Louisiana shelled out $800 million the past five years in tax breaks for the movie industry, according to an audit released Monday that suggests the state gets back little in direct revenue for the expense.

For example, the review by Legislative Auditor Daryl Purpera’s office said, the state spent $197 million tax credits for production projects in 2010 and received $27 million in tax revenue in return.

“The overall fiscal impact to state government is negative,” the audit said.

State law provides two kinds of tax breaks: an income tax credit for 30 percent of production expenses and an income tax credit for 5 percent of payroll costs related to Louisiana workers employed on the movie or TV production.

Supporters of the program say the industry has created thousands of new jobs and economic activity across the state. Critics question if Louisiana gets enough return for its investment.

Louisiana Economic Development said a recent analysis estimated that every $1 issued in film tax breaks generates $5.71 in economic output. But the state also loses at least 85 cents in tax revenue for every $1 it spends.

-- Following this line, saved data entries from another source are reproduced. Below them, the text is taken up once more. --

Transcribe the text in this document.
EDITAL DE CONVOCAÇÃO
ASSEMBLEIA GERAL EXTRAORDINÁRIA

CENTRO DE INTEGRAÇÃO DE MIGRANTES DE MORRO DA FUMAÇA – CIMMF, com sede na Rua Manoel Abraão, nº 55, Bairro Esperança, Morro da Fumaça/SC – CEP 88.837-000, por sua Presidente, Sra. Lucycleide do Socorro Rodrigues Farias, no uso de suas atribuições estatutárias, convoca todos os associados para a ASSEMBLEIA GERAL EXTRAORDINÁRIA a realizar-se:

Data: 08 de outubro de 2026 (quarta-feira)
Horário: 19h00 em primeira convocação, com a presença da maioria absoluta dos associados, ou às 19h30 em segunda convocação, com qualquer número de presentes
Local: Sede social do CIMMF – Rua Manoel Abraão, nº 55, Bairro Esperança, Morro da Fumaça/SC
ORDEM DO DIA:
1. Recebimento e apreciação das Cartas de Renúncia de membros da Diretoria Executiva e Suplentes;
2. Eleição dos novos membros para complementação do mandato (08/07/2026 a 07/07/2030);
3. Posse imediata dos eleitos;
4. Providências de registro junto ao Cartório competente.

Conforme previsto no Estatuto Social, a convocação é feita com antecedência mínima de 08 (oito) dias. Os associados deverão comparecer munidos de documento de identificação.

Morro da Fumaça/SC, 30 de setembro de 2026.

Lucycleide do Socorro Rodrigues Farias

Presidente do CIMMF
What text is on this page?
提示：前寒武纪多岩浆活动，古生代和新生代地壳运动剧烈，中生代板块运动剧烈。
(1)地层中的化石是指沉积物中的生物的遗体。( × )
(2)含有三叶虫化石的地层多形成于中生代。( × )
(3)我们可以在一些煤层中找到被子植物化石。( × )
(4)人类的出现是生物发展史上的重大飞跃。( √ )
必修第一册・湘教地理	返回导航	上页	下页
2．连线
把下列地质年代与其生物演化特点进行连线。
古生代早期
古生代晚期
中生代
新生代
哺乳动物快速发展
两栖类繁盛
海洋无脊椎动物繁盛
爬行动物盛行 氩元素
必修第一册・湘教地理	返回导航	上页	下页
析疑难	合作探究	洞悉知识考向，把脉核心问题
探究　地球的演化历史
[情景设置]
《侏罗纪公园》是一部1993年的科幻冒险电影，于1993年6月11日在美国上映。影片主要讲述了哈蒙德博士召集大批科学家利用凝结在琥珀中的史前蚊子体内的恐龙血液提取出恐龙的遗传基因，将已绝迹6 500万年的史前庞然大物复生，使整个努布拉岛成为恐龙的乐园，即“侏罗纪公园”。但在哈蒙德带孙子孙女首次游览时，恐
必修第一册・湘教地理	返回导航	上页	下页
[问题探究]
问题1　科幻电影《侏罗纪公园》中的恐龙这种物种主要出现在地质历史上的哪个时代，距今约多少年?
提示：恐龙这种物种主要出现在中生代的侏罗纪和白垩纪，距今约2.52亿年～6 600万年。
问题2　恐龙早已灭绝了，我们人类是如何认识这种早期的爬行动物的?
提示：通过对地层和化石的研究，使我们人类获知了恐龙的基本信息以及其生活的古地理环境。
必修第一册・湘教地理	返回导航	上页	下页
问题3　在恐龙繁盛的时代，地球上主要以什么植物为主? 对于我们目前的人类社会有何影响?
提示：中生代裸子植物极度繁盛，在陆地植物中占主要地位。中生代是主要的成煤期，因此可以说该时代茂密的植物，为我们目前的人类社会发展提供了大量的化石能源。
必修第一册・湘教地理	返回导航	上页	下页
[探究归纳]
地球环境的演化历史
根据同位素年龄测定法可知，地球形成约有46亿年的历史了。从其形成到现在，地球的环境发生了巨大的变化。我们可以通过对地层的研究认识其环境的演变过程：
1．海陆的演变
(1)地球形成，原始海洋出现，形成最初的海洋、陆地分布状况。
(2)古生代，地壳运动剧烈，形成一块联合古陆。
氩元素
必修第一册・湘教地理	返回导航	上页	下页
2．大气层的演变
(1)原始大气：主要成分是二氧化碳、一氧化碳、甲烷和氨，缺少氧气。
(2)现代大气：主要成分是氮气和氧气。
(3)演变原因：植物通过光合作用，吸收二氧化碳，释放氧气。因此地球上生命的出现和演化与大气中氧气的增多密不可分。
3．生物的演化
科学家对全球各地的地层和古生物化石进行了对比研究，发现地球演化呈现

The program “was designed to cultivate and sustain a thriving film production industry in Louisiana — and it’s been very successful. Louisiana is now one of the top states in the country in film production activity, and the industry supports thousands of jobs in Louisiana that previously did not exist,” LED Secretary Stephen Moret wrote in response to the audit.

The price tag of the tax break has been growing, costing $115 million in 2008 and $223 million by last year, according to the audit.

Gov. Bobby Jindal proposed changes to lessen the generosity of the tax break when he was pushing a full package of adjustments to Louisiana’s tax structure.

He’s since dropped the effort, and it’s unclear if any lawmakers will pursue proposals to shrink the tax breaks.